Re: [RHSA-2000:039-02] remote root exploit (SITE EXEC) fixed (fwd)

[aleph1 () SECURITYFOCUS COM (Elias Levy)]

Message-ID: <B17EB7B34580D311BE38525405DF623225F0AD () atc-mail-db atctraining com au>
From: Tony Langdon <tlangdon () atctraining com au>
To: 'wayout' <wayout () WAYOUT IAE NL>, BUGTRAQ () SECURITYFOCUS COM
Subject: RE: [RHSA-2000:039-02] remote root exploit (SITE EXEC) fixed (fwd
        )
Date: Thu, 6 Jul 2000 09:08:46 +1000

> >  - I, personally, have seen NO scanning for FTP services on
> my networks.
> >    While this is admitedly anecdotal evidence, the last
> exploit against
> >    WU-FTPD, which _did_ work and _was_ in widespread use,
> was acompanied by
> >    a marked increase in such scans on the networks I
> manage.  I have talked
> >    with several other network operators and most report no
> increase in
> >    scanning; one did report he is seeing some FTP probes on
> his campus.
> >    The probes and scans I am seeing are consistent with the
> most-recent
> >    CERT Current Activity report (
> >    http://www.cert.org/current/current_activity.html ).
> As a member of the System Administration group of a large
> cable network
> provider in the Netherlands I can state that there /has/ been
> an increase
> in FTP scans. Just as there was a noticeble increase in scans
> on port 21
> when wuftpd 2.5.0 was shown vulnerable.

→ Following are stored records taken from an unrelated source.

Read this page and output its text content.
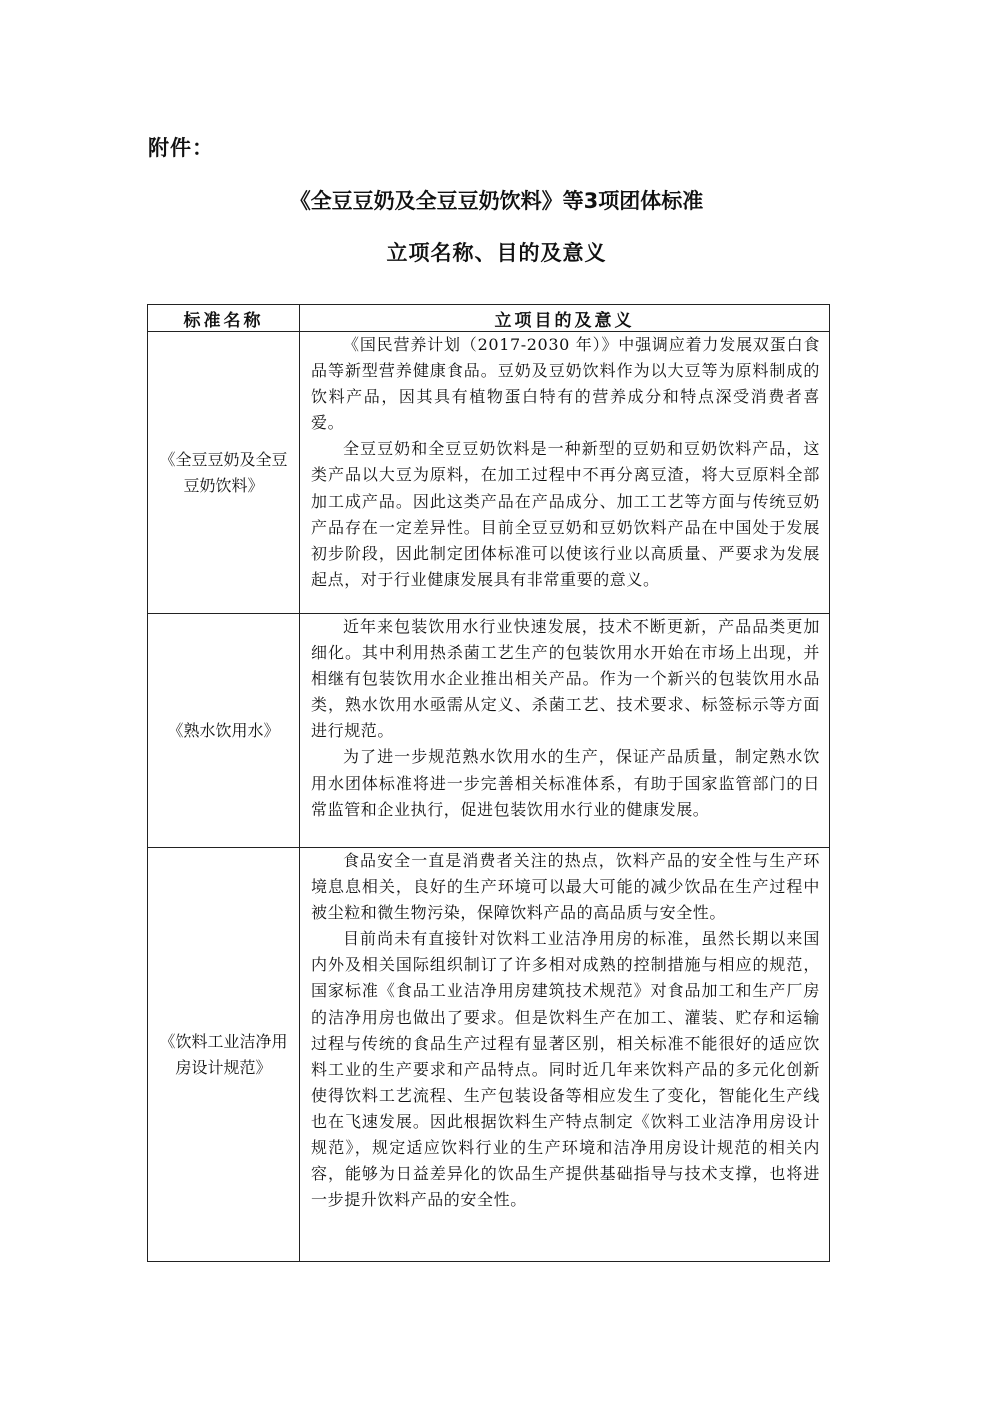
附件：
《全豆豆奶及全豆豆奶饮料》等3项团体标准
立项名称、目的及意义
标准名称	立项目的及意义
《全豆豆奶及全豆豆奶饮料》	《国民营养计划（2017-2030 年）》中强调应着力发展双蛋白食品等新型营养健康食品。豆奶及豆奶饮料作为以大豆等为原料制成的饮料产品，因其具有植物蛋白特有的营养成分和特点深受消费者喜爱。

全豆豆奶和全豆豆奶饮料是一种新型的豆奶和豆奶饮料产品，这类产品以大豆为原料，在加工过程中不再分离豆渣，将大豆原料全部加工成产品。因此这类产品在产品成分、加工工艺等方面与传统豆奶产品存在一定差异性。目前全豆豆奶和豆奶饮料产品在中国处于发展初步阶段，因此制定团体标准可以使该行业以高质量、严要求为发展起点，对于行业健康发展具有非常重要的意义。

《熟水饮用水》	近年来包装饮用水行业快速发展，技术不断更新，产品品类更加细化。其中利用热杀菌工艺生产的包装饮用水开始在市场上出现，并相继有包装饮用水企业推出相关产品。作为一个新兴的包装饮用水品类，熟水饮用水亟需从定义、杀菌工艺、技术要求、标签标示等方面进行规范。

为了进一步规范熟水饮用水的生产，保证产品质量，制定熟水饮用水团体标准将进一步完善相关标准体系，有助于国家监管部门的日常监管和企业执行，促进包装饮用水行业的健康发展。

《饮料工业洁净用房设计规范》	食品安全一直是消费者关注的热点，饮料产品的安全性与生产环境息息相关，良好的生产环境可以最大可能的减少饮品在生产过程中被尘粒和微生物污染，保障饮料产品的高品质与安全性。

目前尚未有直接针对饮料工业洁净用房的标准，虽然长期以来国内外及相关国际组织制订了许多相对成熟的控制措施与相应的规范，国家标准《食品工业洁净用房建筑技术规范》对食品加工和生产厂房的洁净用房也做出了要求。但是饮料生产在加工、灌装、贮存和运输过程与传统的食品生产过程有显著区别，相关标准不能很好的适应饮料工业的生产要求和产品特点。同时近几年来饮料产品的多元化创新使得饮料工艺流程、生产包装设备等相应发生了变化，智能化生产线也在飞速发展。因此根据饮料生产特点制定《饮料工业洁净用房设计规范》，规定适应饮料行业的生产环境和洁净用房设计规范的相关内容，能够为日益差异化的饮品生产提供基础指导与技术支撑，也将进一步提升饮料产品的安全性。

I've seen only one scan on port 21 here, compared to numerous scans on other
ports, so it may be that those trying to make use of the exploit are
targetting specific areas/IP ranges.  By far the highest percentage (> 50%)
of scans are on the telnet port, followed by a mix of ports 109/tcp,
110/tcp, 111/tcp, 143/tcp, 1080/tcp, and a couple of UDP scans which
correcpond to Back Orifice and similar trojans.  Most scans are relatively
unsophisticated, looking more like manual connection attempts.  Probably 20%
are obviously automatic, trying one or more ports over the whole subnet.